Помню первую в моей жизни смерть. Мой дядька Николай Макарович славился тем, что за всю свою жизнь ни разу не был болен, а если и случалось ему чувствовать себя нездоровым, то в недугах своих он прибегал к единственному средству — глотал мух. Вместе со рвотой проходили все его болезни. На зиму он делал запас мух и сохранял их, как он выражался, «снулыми», в бутылке. Когда же занемог серьезно и матушка вызвала доктора, тот запретил столь сильнодействующее средство и прописал какие-то микстуры. Помню, как мой дядька кричал:

— Не надо лекарств! Мух дайте, мух!

Он отошел, и так получилось, что когда я по любопытству своему пробрался в его комнату, там никого, кроме покойника, лежавшего на столе, не было. Почему-то я испугался именно длинных скрюченных пальцев на ногах, долго не мог отвести от них взгляда и еле заставил себя убежать во двор.

Сына Николая Макаровича, Мишку, моего одногодка, матушка взяла в дом казачком. Я уже говорил, что не был большим охотником до общества и с другими детьми дружить не умел, а Мишка сразу покорил меня своим удивительным искусством сшибать муху на лету лбом. За фокус он брал конфету или пряник, и я, трепеща от восторга, глядел, как он замирал и подолгу оставался неподвижен, даже не моргал в ожидании, пока легкомысленное насекомое пролетит совсем рядом. Тут следовал молниеносный выпад, и поверженная муха падала на пол. Как я ни старался повторить что-либо подобное, ничего не получалось, зато на всю жизнь осталась дурная привычка иногда вдруг дергать головой, особенно когда волнуюсь или вспоминаю что-нибудь неприятное.

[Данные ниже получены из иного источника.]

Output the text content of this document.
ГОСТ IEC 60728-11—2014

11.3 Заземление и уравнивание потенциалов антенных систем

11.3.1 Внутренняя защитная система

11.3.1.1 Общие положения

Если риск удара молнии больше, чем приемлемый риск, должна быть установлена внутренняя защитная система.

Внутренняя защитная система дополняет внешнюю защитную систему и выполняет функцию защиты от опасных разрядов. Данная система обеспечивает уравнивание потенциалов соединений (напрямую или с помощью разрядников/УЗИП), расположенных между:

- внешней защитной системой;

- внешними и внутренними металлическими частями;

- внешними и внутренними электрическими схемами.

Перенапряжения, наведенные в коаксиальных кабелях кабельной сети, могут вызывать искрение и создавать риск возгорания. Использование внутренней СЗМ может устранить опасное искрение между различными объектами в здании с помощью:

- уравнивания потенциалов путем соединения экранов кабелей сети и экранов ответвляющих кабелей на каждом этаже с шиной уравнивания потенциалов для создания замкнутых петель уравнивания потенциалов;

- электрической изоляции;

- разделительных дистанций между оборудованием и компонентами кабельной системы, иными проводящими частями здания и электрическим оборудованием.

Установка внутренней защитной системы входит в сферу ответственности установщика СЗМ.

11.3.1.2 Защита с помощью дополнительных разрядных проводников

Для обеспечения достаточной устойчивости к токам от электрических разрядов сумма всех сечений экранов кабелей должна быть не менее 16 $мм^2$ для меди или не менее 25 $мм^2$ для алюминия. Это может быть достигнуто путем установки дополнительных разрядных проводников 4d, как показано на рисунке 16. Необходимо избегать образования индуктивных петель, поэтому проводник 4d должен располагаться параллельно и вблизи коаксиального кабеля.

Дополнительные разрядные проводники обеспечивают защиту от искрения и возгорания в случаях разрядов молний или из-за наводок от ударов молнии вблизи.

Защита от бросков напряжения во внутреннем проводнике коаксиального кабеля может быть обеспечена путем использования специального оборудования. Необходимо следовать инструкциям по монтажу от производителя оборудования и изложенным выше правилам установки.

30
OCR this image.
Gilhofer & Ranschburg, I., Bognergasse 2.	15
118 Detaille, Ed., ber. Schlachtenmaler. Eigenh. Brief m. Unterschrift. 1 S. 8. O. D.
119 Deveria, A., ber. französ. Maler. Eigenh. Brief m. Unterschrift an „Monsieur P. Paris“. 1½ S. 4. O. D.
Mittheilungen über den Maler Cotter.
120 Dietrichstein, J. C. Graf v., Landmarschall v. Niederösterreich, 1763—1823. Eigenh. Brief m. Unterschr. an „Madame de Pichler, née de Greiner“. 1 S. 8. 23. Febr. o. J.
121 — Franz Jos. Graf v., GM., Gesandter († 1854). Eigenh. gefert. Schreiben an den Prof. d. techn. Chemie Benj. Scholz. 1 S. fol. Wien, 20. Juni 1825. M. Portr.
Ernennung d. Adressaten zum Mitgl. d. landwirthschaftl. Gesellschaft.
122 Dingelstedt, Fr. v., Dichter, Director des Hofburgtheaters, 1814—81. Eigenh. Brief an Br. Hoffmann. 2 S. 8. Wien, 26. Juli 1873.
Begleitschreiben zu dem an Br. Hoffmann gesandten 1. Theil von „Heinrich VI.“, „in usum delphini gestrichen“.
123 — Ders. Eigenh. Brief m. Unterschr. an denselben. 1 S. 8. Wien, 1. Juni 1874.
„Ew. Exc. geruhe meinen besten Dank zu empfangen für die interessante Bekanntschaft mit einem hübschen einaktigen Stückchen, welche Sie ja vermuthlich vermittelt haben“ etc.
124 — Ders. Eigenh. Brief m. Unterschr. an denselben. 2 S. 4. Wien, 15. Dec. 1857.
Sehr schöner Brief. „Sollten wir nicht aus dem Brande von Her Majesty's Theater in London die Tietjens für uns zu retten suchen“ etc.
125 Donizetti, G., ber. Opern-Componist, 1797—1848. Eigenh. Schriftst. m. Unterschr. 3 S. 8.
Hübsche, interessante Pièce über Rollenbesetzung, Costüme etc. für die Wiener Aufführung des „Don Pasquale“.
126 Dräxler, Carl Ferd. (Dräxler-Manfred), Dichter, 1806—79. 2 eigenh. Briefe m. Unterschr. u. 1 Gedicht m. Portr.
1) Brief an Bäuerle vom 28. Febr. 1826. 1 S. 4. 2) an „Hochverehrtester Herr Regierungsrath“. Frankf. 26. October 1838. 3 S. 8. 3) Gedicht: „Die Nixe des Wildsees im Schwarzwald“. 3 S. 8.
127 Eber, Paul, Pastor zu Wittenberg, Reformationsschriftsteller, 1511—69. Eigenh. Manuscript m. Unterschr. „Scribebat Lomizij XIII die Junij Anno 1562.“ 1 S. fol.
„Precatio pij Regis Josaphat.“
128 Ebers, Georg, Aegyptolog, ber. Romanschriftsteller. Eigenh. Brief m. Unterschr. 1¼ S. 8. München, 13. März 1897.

Впрочем, что толку доставать из мешочка все эти осколки памяти и перебирать их то так, то этак. Мозаика рассыпалась, растерялась, целой картинки все равно не получится, как ни старайся, а от отдельных стеклышек какой прок? Вот помню доску, самую обыкновенную доску, которую отец, когда меня стали учить музыке, велел приладить к фортепьяно над клавиатурой так, что играть можно, но нельзя видеть рук и клавишей. Помню и мои слезы, и крики отца, и заплаканные глаза матушки, тайком от него разрешавшей мне разучивать ноты без доски. А зачем я все это помню? Для чего?

А вот рождественская елка, украшенная блестками, бонбоньерками и конфектами. В огромной коробке, в грохочущем пергаменте долгожданный волшебный фонарь. В ящичке перезвякивают маленькие тонкие стеклышки с картинками, до которых нельзя дотрагиваться. На выглаженной простыне — странная испуганная птица киви. Вдруг входит отец, и круглый птичий глаз на какое-то мгновение, а как оказывается, и на всю жизнь, замирает у него на лбу.

Нет, оставлю поскорей детство, ибо что есть для мира чьи-то детские воспоминания, если не ложь. Спросите любого, было ли у него в жизни что-нибудь счастливое, безмятежное, и он, конечно, вспомнит свою повозочку, свою няньку, свою матушку, укутывающую его беличьим одеяльцем, вытряхнет из заветного мешочка свои, ему лишь одному драгоценные стеклышки, будет перебирать их без устали.